In my opinion, this is how you make big money in the stock market. You get in your little time machine and picture yourself ten years from now. What are you buying? What is your house like? What do you do with your time? In 10-20 years:

  • Solar panels will be built into most new homes.
  • Children will never get a driver’s license. This isn’t because they’re dumb, but because autonomous vehicles are such a transformative, safe, and efficient idea that adoption is going to be rapid.
  • Telework, despite Marissa Mayer best attempts, will be status quo.
  • Vegetarianism will be commonplace, if not practiced by the majority of society.
  • Low-fee, passive, index investing (think Vanguard) will dominate the investing landscape.
  • You will buy your house on the internet (Amazon or Zillow).
  • Uber will deliver you, your clothes, your dinner, your groceries, your prescriptions, and just about everything else that needs short, predictable transport.
  • You will rarely, if ever, physically enter an actual bank.

And that’s just off the top of my head on this fine morning. So, you ask yourself, what companies will benefit if these predictions play out? That’s where I invest my growth dollars.

That’s it for this quarter. I’d love to hear your thoughts on my allocations and ideas. Thank you for reading!

Eric

2 Comments

  1. I like the predictions at the end.
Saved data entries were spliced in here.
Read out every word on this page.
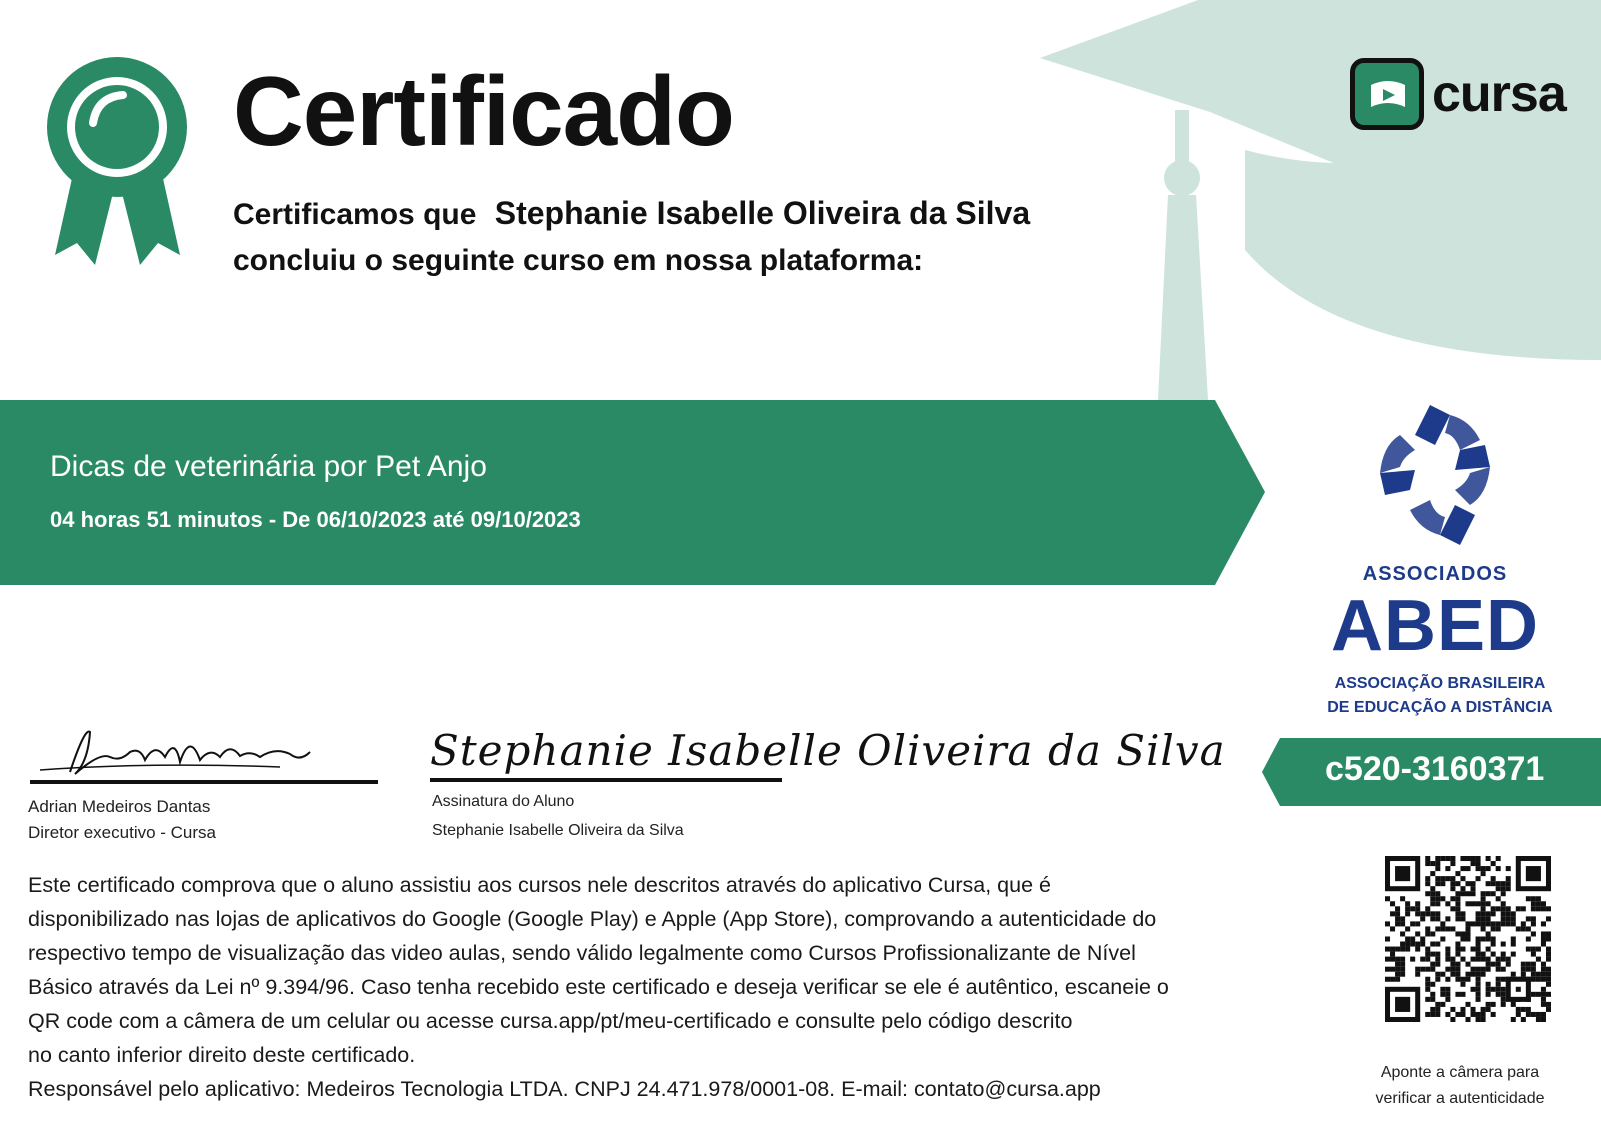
cursa
Certificado
Certificamos que Stephanie Isabelle Oliveira da Silva
concluiu o seguinte curso em nossa plataforma:
Dicas de veterinária por Pet Anjo
04 horas 51 minutos - De 06/10/2023 até 09/10/2023
ASSOCIADOS
ABED
ASSOCIAÇÃO BRASILEIRA
DE EDUCAÇÃO A DISTÂNCIA
c520-3160371
Adrian Medeiros Dantas
Diretor executivo - Cursa
Stephanie Isabelle Oliveira da Silva
Assinatura do Aluno
Stephanie Isabelle Oliveira da Silva

Este certificado comprova que o aluno assistiu aos cursos nele descritos através do aplicativo Cursa, que é

disponibilizado nas lojas de aplicativos do Google (Google Play) e Apple (App Store), comprovando a autenticidade do

respectivo tempo de visualização das video aulas, sendo válido legalmente como Cursos Profissionalizante de Nível

Básico através da Lei nº 9.394/96. Caso tenha recebido este certificado e deseja verificar se ele é autêntico, escaneie o

QR code com a câmera de um celular ou acesse cursa.app/pt/meu-certificado e consulte pelo código descrito

no canto inferior direito deste certificado.

Responsável pelo aplicativo: Medeiros Tecnologia LTDA. CNPJ 24.471.978/0001-08. E-mail: contato@cursa.app

Aponte a câmera para
verificar a autenticidade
I am thinking some of those are more like 20+ years, but it is amazing to think about how much potential there is for massive changes to how we operate in our daily lives! I was unhappy with Solar City’s options when I bought solar last year, but for people that don’t have the cash upfront they can offer a good deal.

    I am very overweight in Apple stock as well. Chipotle is my second biggest holding. I have been balancing adding bond and index funds with some individual stock picks. Probably not the recommended strategy, but I am happy with it.

    • It’s funny how blog posts are so unpredictable–even in the mind of the writer. I didn’t intend on making any predictions or recommending SCTY when I started the post, the words just started coming out. I think 20+ years is a crazy amount of time to think about. 20 years ago, “Oregon Trail” on floppy disks was bleeding edge technology, a device with iPhone’s computing power would have cost tens of billions of dollars and been the size of FedEx Field, and home listings were still only available in MLS databases that had super-high user fees. Technology moves so fast. Zillow could quite feasibly just partner-up with a lender (like Bank of Internet) and a mortgage automation company (like Ellie Mae) and allow FSBO listings within a year.

      As far as my other predictions, I don’t see any being that far off (maybe vegetarianism); I think I’m actually conservative on the timeframe.

      No problems with Apple being such a large position, in my opinion. A 15 P/E for a company increasing revenues by 20-25%. If you back out $195B in cash, then you’re talking more like an 11 P/E–that’s just insane for a company growing so fast and repurchasing 6-8% of shares per year. Apple Pay and Apple Watch and just getting started, too. I feel like Apple is an amazing place to hold funds; it should be the cornerstone of almost any portfolio.

      I hold stocks, bonds and index funds–no issues with that approach. I can’t own single stocks in my 401(k) (most people can’t) so I hold SPY. For fixed income, I’m not smart enough about bonds, so I pay an ETF manager a nominal expense fee to do that leg work for me. With all other dollars, I love picking stocks, so that’s what I do–it’s fun, lucrative, and exciting.